A cube of unit volume contains $$35 \times 10^7$$ photons of frequency $$10^{15}$$ Hz. If the energy of all the photons is viewed as the average energy being contained in the electromagnetic waves within the same volume, then the amplitude of the magnetic field is $$\alpha \times 10^{-9}$$ T. Taking permeability of free space $$\mu_0 = 4\pi \times 10^{-7}$$ Tm/A, Planck's constant $$h = 6 \times 10^{-34}$$ Js and $$\pi = \frac{22}{7}$$, the value of $$\alpha$$ is ________.

The cube has volume $$V = 1 \;{\text{m}}^{3}$$, frequency of each photon $$\nu = 10^{15}\,{\text{Hz}}$$ and number of photons $$N = 35 \times 10^{7}$$.

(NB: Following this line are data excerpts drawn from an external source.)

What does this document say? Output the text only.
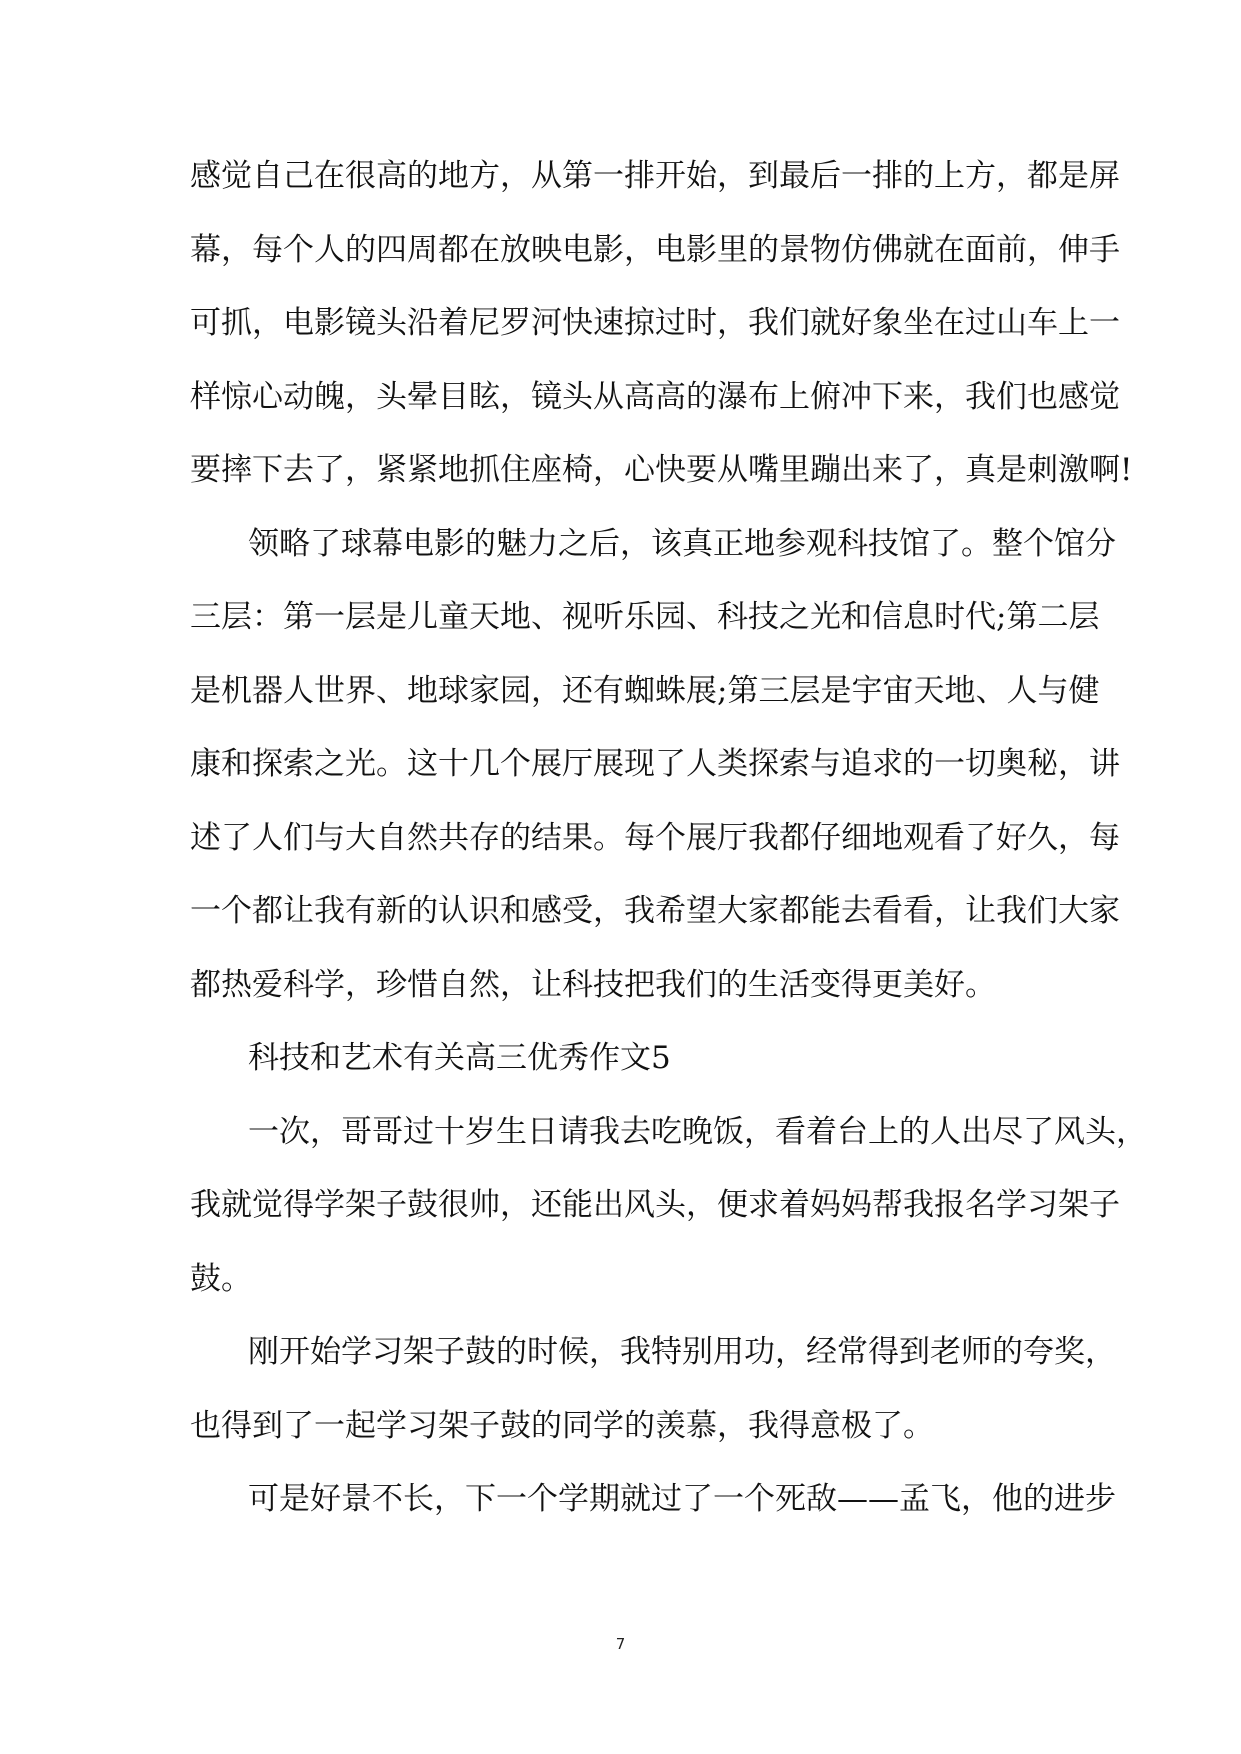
感觉自己在很高的地方，从第一排开始，到最后一排的上方，都是屏
幕，每个人的四周都在放映电影，电影里的景物仿佛就在面前，伸手
可抓，电影镜头沿着尼罗河快速掠过时，我们就好象坐在过山车上一
样惊心动魄，头晕目眩，镜头从高高的瀑布上俯冲下来，我们也感觉
要摔下去了，紧紧地抓住座椅，心快要从嘴里蹦出来了，真是刺激啊!
领略了球幕电影的魅力之后，该真正地参观科技馆了。整个馆分
三层：第一层是儿童天地、视听乐园、科技之光和信息时代;第二层
是机器人世界、地球家园，还有蜘蛛展;第三层是宇宙天地、人与健
康和探索之光。这十几个展厅展现了人类探索与追求的一切奥秘，讲
述了人们与大自然共存的结果。每个展厅我都仔细地观看了好久，每
一个都让我有新的认识和感受，我希望大家都能去看看，让我们大家
都热爱科学，珍惜自然，让科技把我们的生活变得更美好。
科技和艺术有关高三优秀作文5
一次，哥哥过十岁生日请我去吃晚饭，看着台上的人出尽了风头，
我就觉得学架子鼓很帅，还能出风头，便求着妈妈帮我报名学习架子
鼓。
刚开始学习架子鼓的时候，我特别用功，经常得到老师的夸奖，
也得到了一起学习架子鼓的同学的羡慕，我得意极了。
可是好景不长，下一个学期就过了一个死敌——孟飞，他的进步
7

Energy of one photon (Planck’s relation)
$$E_{\text{photon}} = h \nu = 6 \times 10^{-34}\,{\text{J\,s}}\; \times 10^{15}\,{\text{Hz}} = 6 \times 10^{-19}\,{\text{J}}.$$

Total energy contained in the cube
$$U = N \, E_{\text{photon}} = 35 \times 10^{7} \times 6 \times 10^{-19} = (35 \times 6) \times 10^{7-19} = 210 \times 10^{-12} = 2.10 \times 10^{-10}\,{\text{J}}.$$

Because the volume is $$1\,{\text{m}}^{3}$$, the average electromagnetic energy density is
$$u = \frac{U}{V} = 2.10 \times 10^{-10}\,{\text{J\,m}}^{-3}.$$

For a plane electromagnetic wave, the time-averaged total energy density is
$$u = \frac{B_0^{2}}{2\mu_0},$$
where $$B_0$$ is the amplitude of the magnetic field.

Solving for $$B_0$$:
$$B_0^{2} = 2\mu_0 u$$
$$B_0 = \sqrt{2\mu_0 u}.$$ Insert the given value $$\mu_0 = 4\pi \times 10^{-7}\,{\text{T\,m\,A}}^{-1} = \frac{88}{7}\times 10^{-7}\,{\text{T\,m\,A}}^{-1} \approx 1.257 \times 10^{-6}\,{\text{T\,m\,A}}^{-1}$$.

Compute the product:
$$2\mu_0 u = 2 \times 1.257 \times 10^{-6} \times 2.10 \times 10^{-10} = 5.28 \times 10^{-16}\,{\text{T}}^{2}.$$

Hence
$$B_0 = \sqrt{5.28 \times 10^{-16}} = \sqrt{5.28}\times 10^{-8}\,{\text{T}} \approx 2.30 \times 10^{-8}\,{\text{T}}.$$

Writing the amplitude in the required form $$B_0 = \alpha \times 10^{-9}\,{\text{T}},$$
$$\alpha = \frac{2.30 \times 10^{-8}}{10^{-9}} \approx 23.$$

Therefore, the value of $$\alpha$$ lies in the range $$21 \text{ to } 25$$, as specified.